[<prev] [next>] [<thread-prev] [thread-next>] [day] [month] [year] [list]
Message-ID: <CAHk-=wjRpCS3oAJHVfByDoaj0-tAhV5a5YKV7QssUdMOAm8bAg@mail.gmail.com>
Date: Mon, 24 Oct 2022 12:08:49 -0700
From: Linus Torvalds <torvalds@...ux-foundation.org>
To: Steven Rostedt <rostedt@...dmis.org>
Cc: LKML <linux-kernel@...r.kernel.org>,
Peter Zijlstra <peterz@...radead.org>,
Kees Cook <keescook@...omium.org>,
Dave Hansen <dave.hansen@...el.com>,
Sean Christopherson <seanjc@...gle.com>
Subject: Re: [PATCH] x86/mm: Do not verify W^X at boot up
On Mon, Oct 24, 2022 at 11:52 AM Steven Rostedt <rostedt@...dmis.org> wrote:
>
> It's not just speed up at boot up. It's because text_poke doesn't work at
> early boot up when function tracing is enabled. If I remove the
> SYSTEM_BOOTING checks in text_poke() this happens:
Let's just fix that up.
>
> [ 1.013753] BUG: kernel NULL pointer dereference, address: 0000000000000048
This is due to
__get_locked_pte:
0: 0f 1f 44 00 00 nopl 0x0(%rax,%rax,1)
5: 48 89 f0 mov %rsi,%rax
8: 41 55 push %r13
a: 48 c1 e8 24 shr $0x24,%rax
e: 41 54 push %r12
10: 25 f8 0f 00 00 and $0xff8,%eax
15: 55 push %rbp
16: 53 push %rbx
17:* 48 03 47 48 add 0x48(%rdi),%rax <-- trapping instruction
1b: 0f 84 c4 00 00 00 je 0xe5
21: 49 89 fc mov %rdi,%r12
24: 48 8b 38 mov (%rax),%rdi
27: 48 89 f3 mov %rsi,%rbx
2a: 48 89 c5 mov %rax,%rbp
and that 'addq' seems to be walk_to_pmd() doing
pgd = pgd_offset(mm, addr);
with a zero mm (that's 'mm->pgd').
And that, in turn, seems to be due to the absolutely disgusing 'poking_mm' hack.

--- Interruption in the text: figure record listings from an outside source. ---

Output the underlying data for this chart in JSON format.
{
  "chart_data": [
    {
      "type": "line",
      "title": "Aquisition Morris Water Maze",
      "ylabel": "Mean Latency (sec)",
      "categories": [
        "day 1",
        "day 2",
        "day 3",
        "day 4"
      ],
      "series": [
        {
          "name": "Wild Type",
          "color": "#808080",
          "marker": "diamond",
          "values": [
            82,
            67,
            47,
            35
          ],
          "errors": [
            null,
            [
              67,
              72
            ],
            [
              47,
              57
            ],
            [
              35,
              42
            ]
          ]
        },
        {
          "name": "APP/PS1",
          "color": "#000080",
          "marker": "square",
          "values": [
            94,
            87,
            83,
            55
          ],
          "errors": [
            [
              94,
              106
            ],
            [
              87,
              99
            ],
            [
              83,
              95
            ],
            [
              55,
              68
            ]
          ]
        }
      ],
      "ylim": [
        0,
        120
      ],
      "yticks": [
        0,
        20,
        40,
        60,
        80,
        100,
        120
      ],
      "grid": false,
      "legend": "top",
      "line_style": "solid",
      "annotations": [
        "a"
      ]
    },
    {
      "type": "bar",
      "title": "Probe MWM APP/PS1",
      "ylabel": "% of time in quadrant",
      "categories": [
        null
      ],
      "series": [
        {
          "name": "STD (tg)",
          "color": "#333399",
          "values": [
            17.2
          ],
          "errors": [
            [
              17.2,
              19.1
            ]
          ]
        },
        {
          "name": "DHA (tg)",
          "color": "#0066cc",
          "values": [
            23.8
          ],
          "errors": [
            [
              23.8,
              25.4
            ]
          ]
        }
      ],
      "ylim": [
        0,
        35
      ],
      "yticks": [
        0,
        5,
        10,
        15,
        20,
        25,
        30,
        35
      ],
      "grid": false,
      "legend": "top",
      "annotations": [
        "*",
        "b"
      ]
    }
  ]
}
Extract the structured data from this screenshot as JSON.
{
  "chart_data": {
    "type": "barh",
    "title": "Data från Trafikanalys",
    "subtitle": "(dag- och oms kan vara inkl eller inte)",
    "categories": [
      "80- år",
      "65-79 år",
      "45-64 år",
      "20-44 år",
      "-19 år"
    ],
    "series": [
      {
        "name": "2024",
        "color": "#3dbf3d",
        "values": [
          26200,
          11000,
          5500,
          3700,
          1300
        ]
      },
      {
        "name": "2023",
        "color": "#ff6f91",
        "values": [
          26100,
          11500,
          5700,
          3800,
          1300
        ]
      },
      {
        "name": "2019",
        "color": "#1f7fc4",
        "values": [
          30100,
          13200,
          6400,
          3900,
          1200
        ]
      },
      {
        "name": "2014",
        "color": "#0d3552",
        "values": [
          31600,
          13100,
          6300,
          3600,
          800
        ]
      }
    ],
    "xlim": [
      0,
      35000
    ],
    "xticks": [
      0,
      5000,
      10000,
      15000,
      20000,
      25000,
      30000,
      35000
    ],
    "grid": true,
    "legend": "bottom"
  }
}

> Interrupts haven't been enabled yet, so things are still rather fragile at
> this point of start up.
I don't think this has anything to do with interrupts. We do need the
page structures etc to be workable, but all the tracing setup needs
that *anyway*.
I suspect it would be fixed by just moving 'poking_init()' earlier. In
many ways I suspect it would make most sense as part of 'mm_init()',
not as a random call fairly late in start_kernel().
In other words, this all smells like "people added special cases
because they didn't want to hunt down the underlying problem".
And then all these special cases beget other special cases.